5. Create a QC checklist to set clear quality requirements
Are your requirements spread out in multiple email chains, embedded in a long-winded paragraph or split into several different email attachments? If so, important details are likely lost in the process.
In the quality control industry, this kind of document is known as a QC checklist. Along with any approved samples, a QC checklist can serve as a reference of your requirements for both factory staff and QC inspectors. Sending a QC checklist to your supplier before production even begins is a great way to limit miscommunication. This gives the supplier an opportunity to review your requirements and confirm their ability to meet them, ask questions and offer feedback.
6. Share product inspection results with your supplier
Some importers just glance at a product inspection report, check if the result is pass or fail and advise whether to hold or release the shipment accordingly. Then they set the report aside and don’t bother to review it again. They “rinse and repeat” when placing the next order, following the same process but expecting different results. Whether performed by you or a professional third party on your behalf, outside inspection can pinpoint issues and help your supplier improve. Inspectors may find quality issues you didn’t expect could appear. This often happens if you’ve omitted a requirement from your checklist. And if you want to prevent the same issue from reoccurring, you’ll need to communicate the issue and your tolerance for it to your supplier.
7. Meet with your supplier in person
Not all importers have a budget that allows them to visit their suppliers overseas. But arranging a visit can be well worth the investment if you’re serious about improving communication and cultivating a long-term relationship with your supplier. Meeting suppliers in person helps put a face to your name. Large suppliers handle thousands of purchase orders a year. And your requirements can easily get lost in stack of others’. But if you go the extra mile (literally) to visit them, they just might prioritize your orders a little bit more.

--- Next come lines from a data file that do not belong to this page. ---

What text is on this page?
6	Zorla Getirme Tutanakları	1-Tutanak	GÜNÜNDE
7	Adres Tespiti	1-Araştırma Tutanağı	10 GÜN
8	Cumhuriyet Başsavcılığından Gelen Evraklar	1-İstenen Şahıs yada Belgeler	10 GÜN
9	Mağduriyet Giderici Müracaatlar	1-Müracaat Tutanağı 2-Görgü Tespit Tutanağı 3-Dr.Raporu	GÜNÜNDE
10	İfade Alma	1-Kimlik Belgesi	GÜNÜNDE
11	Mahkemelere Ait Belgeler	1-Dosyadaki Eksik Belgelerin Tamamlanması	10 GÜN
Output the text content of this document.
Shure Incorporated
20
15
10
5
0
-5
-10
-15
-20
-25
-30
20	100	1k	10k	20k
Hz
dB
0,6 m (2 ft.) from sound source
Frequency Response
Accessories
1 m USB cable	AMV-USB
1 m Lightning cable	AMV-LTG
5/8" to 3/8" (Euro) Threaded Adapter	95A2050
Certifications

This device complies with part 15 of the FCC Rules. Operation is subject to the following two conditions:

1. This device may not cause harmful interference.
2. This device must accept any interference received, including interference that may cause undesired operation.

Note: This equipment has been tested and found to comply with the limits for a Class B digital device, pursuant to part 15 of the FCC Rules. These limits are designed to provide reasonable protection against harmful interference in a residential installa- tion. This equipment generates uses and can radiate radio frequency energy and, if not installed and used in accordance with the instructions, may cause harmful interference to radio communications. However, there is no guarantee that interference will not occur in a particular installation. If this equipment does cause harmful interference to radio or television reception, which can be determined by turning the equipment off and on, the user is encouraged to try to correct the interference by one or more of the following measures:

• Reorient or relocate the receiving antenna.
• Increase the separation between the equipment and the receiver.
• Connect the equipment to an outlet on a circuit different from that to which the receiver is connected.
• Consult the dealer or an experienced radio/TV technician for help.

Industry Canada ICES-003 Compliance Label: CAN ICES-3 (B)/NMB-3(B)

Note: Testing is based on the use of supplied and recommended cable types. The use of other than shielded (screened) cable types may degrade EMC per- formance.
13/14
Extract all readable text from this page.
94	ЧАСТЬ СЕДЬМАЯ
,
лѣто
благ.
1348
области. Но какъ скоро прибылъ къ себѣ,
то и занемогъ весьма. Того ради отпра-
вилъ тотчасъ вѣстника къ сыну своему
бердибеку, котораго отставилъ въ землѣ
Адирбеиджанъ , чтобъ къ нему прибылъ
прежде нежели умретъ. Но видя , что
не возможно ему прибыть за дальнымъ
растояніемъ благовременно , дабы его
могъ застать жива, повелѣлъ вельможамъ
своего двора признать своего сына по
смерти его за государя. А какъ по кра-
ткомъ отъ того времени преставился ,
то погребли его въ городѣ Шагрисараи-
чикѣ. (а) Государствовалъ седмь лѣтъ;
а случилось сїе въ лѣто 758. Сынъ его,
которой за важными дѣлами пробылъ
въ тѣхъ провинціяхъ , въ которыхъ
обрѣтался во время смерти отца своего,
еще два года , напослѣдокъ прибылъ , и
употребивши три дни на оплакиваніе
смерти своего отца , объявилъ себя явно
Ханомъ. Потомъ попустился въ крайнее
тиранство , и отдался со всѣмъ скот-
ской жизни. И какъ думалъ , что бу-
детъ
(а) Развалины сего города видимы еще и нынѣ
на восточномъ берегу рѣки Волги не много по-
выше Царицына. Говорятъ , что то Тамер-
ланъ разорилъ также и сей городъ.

8. Involve your third-party inspection company when liaising with suppliers
Even if you’ve sourced from China for years and routinely visit your suppliers, you might not speak Chinese. And there’s nothing wrong with that—chances are you’ve got much higher priorities!
Working with a third-party inspection company can improve your communication with your supplier in ways you never could without Chinese language abilities. If you involve your inspection company early enough in the process, they can also support you by clarifying requirements to prevent potential problems later.
9. Trust your supplier (but always verify)
This last point might seem contradictory to some of the above advice. But even the most experienced importers know due diligence is essential when working with a new supplier, no matter how credible that supplier may appear. You’re never wrong to appropriately confirm the information your supplier communicates to you. In fact, you’d be reckless to blindly trust your supplier if you have any expectations at all for what you’re buying. Failure to investigate a supplier’s claims early often leads to a breakdown in communication and in your supplier relationship later.